New Delhi, Oct 24 : The Indian hotel industry’s recovery to pre-Covid levels profits is at least three years away, ratings agency ICRA has said.

The ratings agency said that road ahead for the industry is rough as revenues and margins are expected to post record decline in FY21 with losses mounting over the next two years.

The hotel industry has witnessed one of the worst revenue declines, in Q1FY21, with revenues for the industry sample declining by 85 per cent.

“Given the high operating and financial leverage in the industry, the revenue decline led to huge operating and net losses in Q1 FY2021 despite the extensive cost-cutting measures adopted by most entities in the industry,” ICRA said in a statement.

“Despite sharp weakening in interest coverage, recourse to the RBI provided moratorium on debt servicing as part of its Covid relief package announced in March 2020 supported the industry.”

As per the statement, about 66 per cent of ICRA’s hospitality portfolio applied for moratorium under this scheme and several of these will apply for restructuring under the K.V. Kamath committee too.

“Although hotels have been gradually allowed to reopen, occupancies have remained subdued in H1FY2021,” the statement said.
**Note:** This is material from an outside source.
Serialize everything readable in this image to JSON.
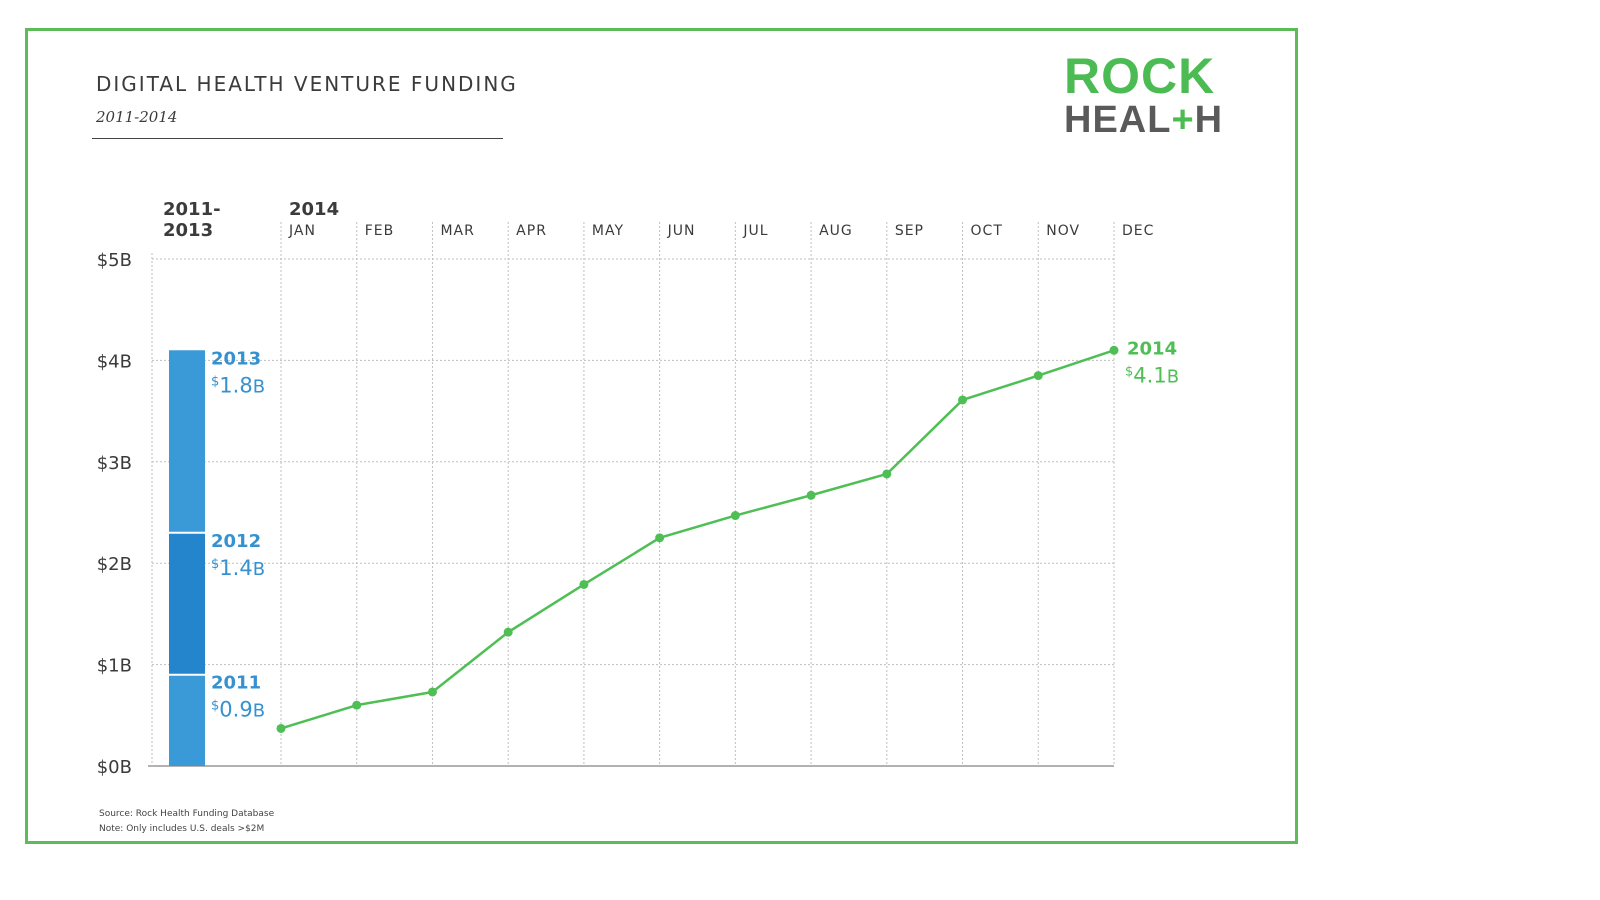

“This will keep revenues moderated, resulting in operating losses and stretched debt metrics during FY2021 and FY2022.”

The industry has reported a 2.7 per cent de-growth in topline with flat operating margins at 22 per cent in FY2020.

“With an 85 per cent YoY decline witnessed in revenues in Q1 FY2021 and subdued occupancies witnessed in Q2 FY2021 as well, industry wide revenues are expected to witness sharp de-growth of 60-65 per cent for FY2021,” ICRA said.

“Despite several measures taken by the companies to variabilise the fixed costs, the industry is likely to report massive operating and net losses in FY2021.”